Employee Benefit and Compensation Laws
The types and amounts of compensation and benefits employers provide to employees vary significantly among businesses. Florida law requires certain types of compensation and benefits that virtually every employer must provide. It is typically in the employer’s best interest to provide additional benefits and compensation beyond what is required by law to try to attract and retain quality employees.
These benefits and compensation include:
Time Off Florida law does not require an employer to provide paid time off to employees. However, for employers that do provide paid time off, such as vacations, they must follow the particular policies and plans that they maintain.
Retirement Plans The federal ERISA statute requires that plans that provide retirement or deferred compensation benefits, such as a 401(k) plan, be administered in accordance with the plan documents. Florida law does not govern, or provide additional benefits. However, if an employer provides a retirement benefit, there are various federal laws, including the Employee Retirement Income Security Act (ERISA) and the Internal Revenue Code, that govern how those plans must be administered . These laws are generally determined by reference to federal law, rather than Florida law.

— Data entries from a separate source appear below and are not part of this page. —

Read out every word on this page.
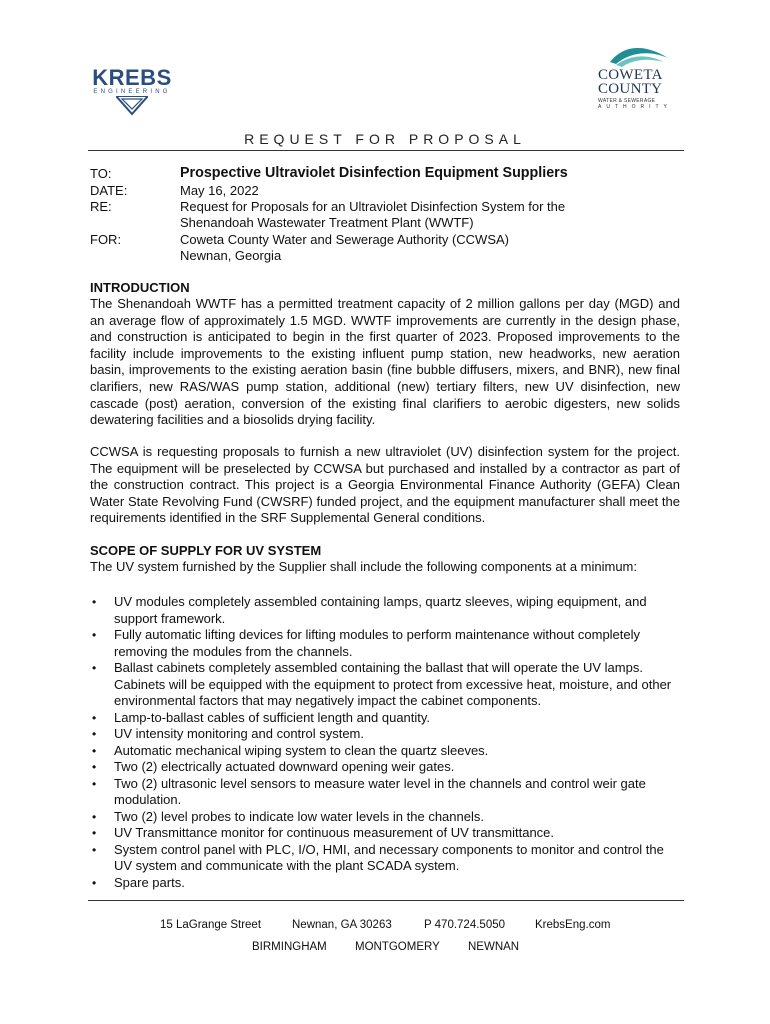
KREBS
ENGINEERING
COWETA
COUNTY
WATER & SEWERAGE
AUTHORITY
REQUEST FOR PROPOSAL
TO:	Prospective Ultraviolet Disinfection Equipment Suppliers
DATE:	May 16, 2022
RE:	Request for Proposals for an Ultraviolet Disinfection System for the
Shenandoah Wastewater Treatment Plant (WWTF)
FOR:	Coweta County Water and Sewerage Authority (CCWSA)
Newnan, Georgia
INTRODUCTION
The Shenandoah WWTF has a permitted treatment capacity of 2 million gallons per day (MGD) and an average flow of approximately 1.5 MGD. WWTF improvements are currently in the design phase, and construction is anticipated to begin in the first quarter of 2023. Proposed improvements to the facility include improvements to the existing influent pump station, new headworks, new aeration basin, improvements to the existing aeration basin (fine bubble diffusers, mixers, and BNR), new final clarifiers, new RAS/WAS pump station, additional (new) tertiary filters, new UV disinfection, new cascade (post) aeration, conversion of the existing final clarifiers to aerobic digesters, new solids dewatering facilities and a biosolids drying facility.
CCWSA is requesting proposals to furnish a new ultraviolet (UV) disinfection system for the project. The equipment will be preselected by CCWSA but purchased and installed by a contractor as part of the construction contract. This project is a Georgia Environmental Finance Authority (GEFA) Clean Water State Revolving Fund (CWSRF) funded project, and the equipment manufacturer shall meet the requirements identified in the SRF Supplemental General conditions.
SCOPE OF SUPPLY FOR UV SYSTEM
The UV system furnished by the Supplier shall include the following components at a minimum:
• UV modules completely assembled containing lamps, quartz sleeves, wiping equipment, and support framework.
• Fully automatic lifting devices for lifting modules to perform maintenance without completely removing the modules from the channels.
• Ballast cabinets completely assembled containing the ballast that will operate the UV lamps. Cabinets will be equipped with the equipment to protect from excessive heat, moisture, and other environmental factors that may negatively impact the cabinet components.
• Lamp-to-ballast cables of sufficient length and quantity.
• UV intensity monitoring and control system.
• Automatic mechanical wiping system to clean the quartz sleeves.
• Two (2) electrically actuated downward opening weir gates.
• Two (2) ultrasonic level sensors to measure water level in the channels and control weir gate modulation.
• Two (2) level probes to indicate low water levels in the channels.
• UV Transmittance monitor for continuous measurement of UV transmittance.
• System control panel with PLC, I/O, HMI, and necessary components to monitor and control the UV system and communicate with the plant SCADA system.
• Spare parts.
15 LaGrange Street	Newnan, GA 30263	P 470.724.5050	KrebsEng.com
BIRMINGHAM MONTGOMERY NEWNAN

Insurance Benefits Employers that provide retirement plans are generally also required to obtain and provide insurance protection under the federal ERISA statute. Additionally, if an employer maintains a group health plan, it may be subject to an array of federal laws that establish minimum requirements, including health care continuation coverage (COBRA), pre-existing conditions limitations, self-funding, guaranteed issue, etc. Florida law also protects individuals against discrimination in employment on the basis of health insurance coverage, and establishments of improper group health premium rates.
Other Benefits Florida law does not require employers to provide any other type of benefits, such as employee stock ownership plans. The federal tax code grants favorable tax treatment to certain employee stock ownership plans by allowing tax deferral to shareholders and certain others.